Donald Trump will das bisherige Gesundheitsgesetz einfach ersatzlos streichen.

Washington - Normalerweise ist die amerikanische Internetseite Breitbart immer gerne bereit, US-Präsident Donald Trump zu loben. Doch am Dienstagmorgen fiel den Machern des rechtspopulistischen Propagandadienstes keine Beschönigung ein. „RIP“ (Ruhe in Frieden) betitelten sie in fetten roten Lettern den „Herzstillstand des republikanischen Gesundheitsgesetzes“.

Tatsächlich steht die Radikalreform der von Ex-Präsident Barack Obama eingeführten Krankenversicherung, eines der zentralen Wahlversprechen der Republikaner seit 2010, vor dem Aus, und die ersten Reaktionen von Trump lassen keinen realistischen Plan B erkennen.

Bei den Republikaner ist es eng

Den vorläufigen Todesstoß versetzten dem Gesetzesvorhaben am Montagabend die Senatoren Jerry Moran aus Utah und Mike Lee aus Kansas. Beiden geht der Entwurf nicht weit genug. „Wir sollten unsere Zustimmung keinem schlechten Gesetz geben“, sagte Moran. Schon Tage zuvor hatten der ebenfalls erzkonservative Senator Rand Paul (Kentucky) und die moderate Senatorin Susan Collins aus Maine ein „Nein“ bei der Abstimmung angekündigt. Die Republikaner, die im Senat über 52 der 100 Sitze verfügen, können sich aber nur zwei Abweichler erlauben. Also räumte Mehrheitsführer Mitch McConnell ein, dass der Versuch, Obamacare abzuschaffen und durch ein neues Regelwerk zu ersetzen, wohl keinen Erfolg haben werde.

Das Aus für Trumpcare folgt einer teilweise bizarren politischen Slalomfahrt seit dem Amtsantritt von Donald Trump. Obwohl die Abschaffung von Obamacare ganz oben auf der Prioritätenliste der Republikaner gestanden hatte, konnte die Partei zunächst ihre eigene Mehrheit im Repräsentantenhaus nicht zusammenbringen.

Als Trump noch jubelte

Als das Repräsentatenhaus das Gesetz im Mai beschloss, jubelte Trump zunächst. Nachdem die Republikaner im Senat aber protestierten, nannte er das Paragrafenwerk, durch das 22 Millionen Amerikaner ihren Versicherungsschutz verloren hätten, „mies“. Die Abstimmung des Senats über einen veränderten Entwurf musste bereits im Juni verschoben werden, weil die Regierungspartei ihre eigene Mehrheit nicht zusammen bekam. Vor wenigen Tagen nun hatte McConnell eigens den Beginn der parlamentarischen Sommerpause auf Mitte August verschieben lassen, um die Verabschiedung noch durchzubekommen. Doch dieser Plan ist nun gescheitert.

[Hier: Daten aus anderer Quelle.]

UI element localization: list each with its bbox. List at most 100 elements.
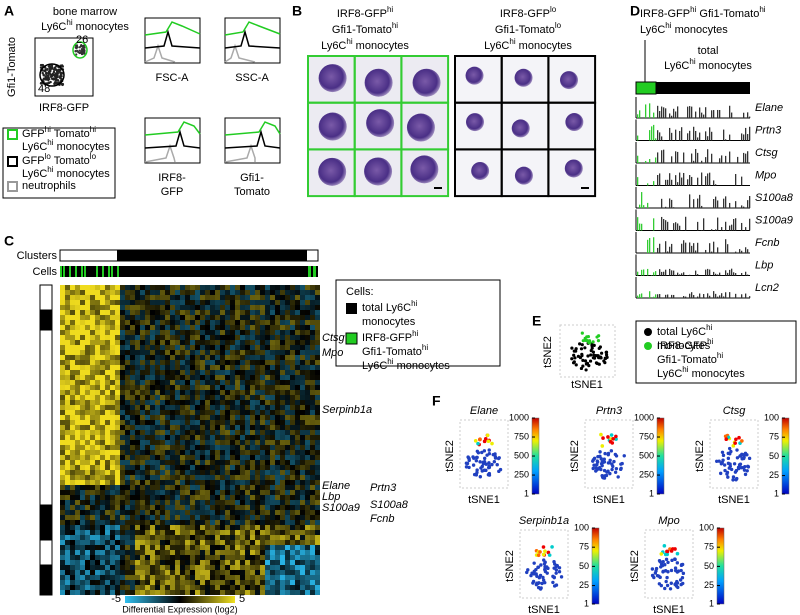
heatmap-cell (225, 520, 230, 525)
heatmap-cell (245, 315, 250, 320)
heatmap-cell (90, 395, 95, 400)
heatmap-cell (265, 375, 270, 380)
track-bar (647, 203, 648, 208)
heatmap-cell (225, 300, 230, 305)
heatmap-cell (105, 340, 110, 345)
heatmap-cell (230, 570, 235, 575)
heatmap-cell (115, 355, 120, 360)
heatmap-cell (285, 350, 290, 355)
heatmap-cell (125, 535, 130, 540)
track-bar (733, 272, 734, 275)
superscript: hi (412, 329, 418, 338)
heatmap-cell (145, 515, 150, 520)
heatmap-cell (150, 530, 155, 535)
heatmap-cell (280, 535, 285, 540)
heatmap-cell (255, 400, 260, 405)
heatmap-cell (235, 395, 240, 400)
heatmap-cell (175, 435, 180, 440)
heatmap-cell (135, 495, 140, 500)
track-bar (675, 151, 676, 163)
heatmap-cell (240, 440, 245, 445)
heatmap-cell (275, 420, 280, 425)
heatmap-cell (305, 465, 310, 470)
heatmap-cell (65, 425, 70, 430)
cells-green (117, 266, 119, 277)
heatmap-cell (115, 530, 120, 535)
heatmap-cell (135, 335, 140, 340)
tsne-dot (682, 572, 685, 575)
heatmap-cell (200, 510, 205, 515)
track-bar (701, 206, 702, 208)
heatmap-cell (235, 500, 240, 505)
heatmap-cell (165, 380, 170, 385)
heatmap-cell (155, 300, 160, 305)
heatmap-cell (185, 370, 190, 375)
heatmap-cell (120, 565, 125, 570)
heatmap-cell (195, 535, 200, 540)
heatmap-cell (95, 410, 100, 415)
heatmap-cell (220, 545, 225, 550)
heatmap-cell (145, 530, 150, 535)
heatmap-cell (95, 290, 100, 295)
heatmap-cell (285, 510, 290, 515)
heatmap-cell (105, 325, 110, 330)
heatmap-cell (255, 570, 260, 575)
heatmap-cell (130, 460, 135, 465)
heatmap-cell (295, 560, 300, 565)
heatmap-cell (95, 285, 100, 290)
heatmap-cell (280, 460, 285, 465)
heatmap-cell (155, 495, 160, 500)
track-bar (677, 223, 678, 230)
heatmap-cell (220, 330, 225, 335)
heatmap-cell (240, 385, 245, 390)
heatmap-cell (145, 290, 150, 295)
heatmap-cell (175, 405, 180, 410)
heatmap-cell (125, 470, 130, 475)
heatmap-cell (105, 545, 110, 550)
heatmap-cell (300, 560, 305, 565)
heatmap-cell (220, 460, 225, 465)
heatmap-cell (235, 510, 240, 515)
heatmap-cell (75, 360, 80, 365)
heatmap-cell (145, 460, 150, 465)
heatmap-cell (95, 585, 100, 590)
plot-title: Prtn3 (596, 405, 623, 417)
heatmap-cell (170, 520, 175, 525)
tsne-dot (550, 545, 554, 549)
heatmap-cell (70, 580, 75, 585)
heatmap-cell (185, 530, 190, 535)
heatmap-cell (165, 510, 170, 515)
heatmap-cell (235, 290, 240, 295)
heatmap-cell (280, 290, 285, 295)
heatmap-cell (95, 360, 100, 365)
heatmap-cell (140, 585, 145, 590)
heatmap-cell (85, 415, 90, 420)
heatmap-cell (220, 535, 225, 540)
heatmap-cell (260, 540, 265, 545)
heatmap-cell (235, 435, 240, 440)
heatmap-cell (310, 505, 315, 510)
heatmap-cell (240, 510, 245, 515)
track-bar (729, 292, 730, 298)
track-bar (731, 269, 732, 276)
heatmap-cell (235, 430, 240, 435)
heatmap-cell (210, 305, 215, 310)
heatmap-cell (220, 295, 225, 300)
cell (413, 69, 441, 97)
track-bar (637, 296, 638, 298)
heatmap-cell (240, 355, 245, 360)
heatmap-cell (170, 375, 175, 380)
heatmap-cell (65, 485, 70, 490)
heatmap-cell (125, 450, 130, 455)
heatmap-cell (160, 575, 165, 580)
heatmap-cell (165, 465, 170, 470)
heatmap-cell (155, 290, 160, 295)
heatmap-cell (185, 305, 190, 310)
tsne-dot (661, 570, 664, 573)
heatmap-cell (310, 510, 315, 515)
heatmap-cell (250, 560, 255, 565)
heatmap-cell (210, 550, 215, 555)
heatmap-cell (215, 320, 220, 325)
heatmap-cell (270, 520, 275, 525)
heatmap-cell (230, 295, 235, 300)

Die Republikaner befinden sich nun in einer verzwickten Lage: Angesichts der alarmierenden Berichte über den drohenden dramatischen Beitragsanstieg für Ältere und den millionenfachen Verlust des Versicherungsschutzes plädieren inzwischen mehr als 50 Prozent der Amerikaner für eine Beibehaltung von Obamacare. Vielen republikanischen Senatoren ist der Gesetzesentwurf aber nicht radikal genug. Andere wiederum lehnen die Einschnitte angesichts der Stimmung an der Basis ab.

Nur zwei Optionen für Donald Trump

Im Grunde bleiben Trump damit nur zwei Optionen: Er könnte versuchen, mit der Neuordnung des tatsächlich reformbedürftigen Obamacare-Systems ganz von vorne zu beginnen und die Demokraten einzubinden. Dafür plädieren unter anderem die Senatoren Lindsey Graham und John McCain. Viele erzkonservative Sozialstaatsgegner bei den Republikanern würden mögliche Zugeständnisse aber verärgern.

Also kündigten Trump und Mehrheitsführer McConnell an, einen anderen Weg zu gehen. Sie wollen nun versuchen, Obamacare mit einer Zweijahresfrist zunächst ersatzlos abzuschaffen. „Die Republikaner sollen Obamacare einfach außer Kraft setzen und mit einem reinen Tisch an einer neuen Gesundheitsreform arbeiten“, twitterte der Präsident. Das unabhängige Kongressbüro hat früher schon einmal ausgerechnet, dass durch eine solche Strategie der Versicherungsmarkt kollabieren und 32 Millionen Amerikaner ihren Schutz verlieren würden.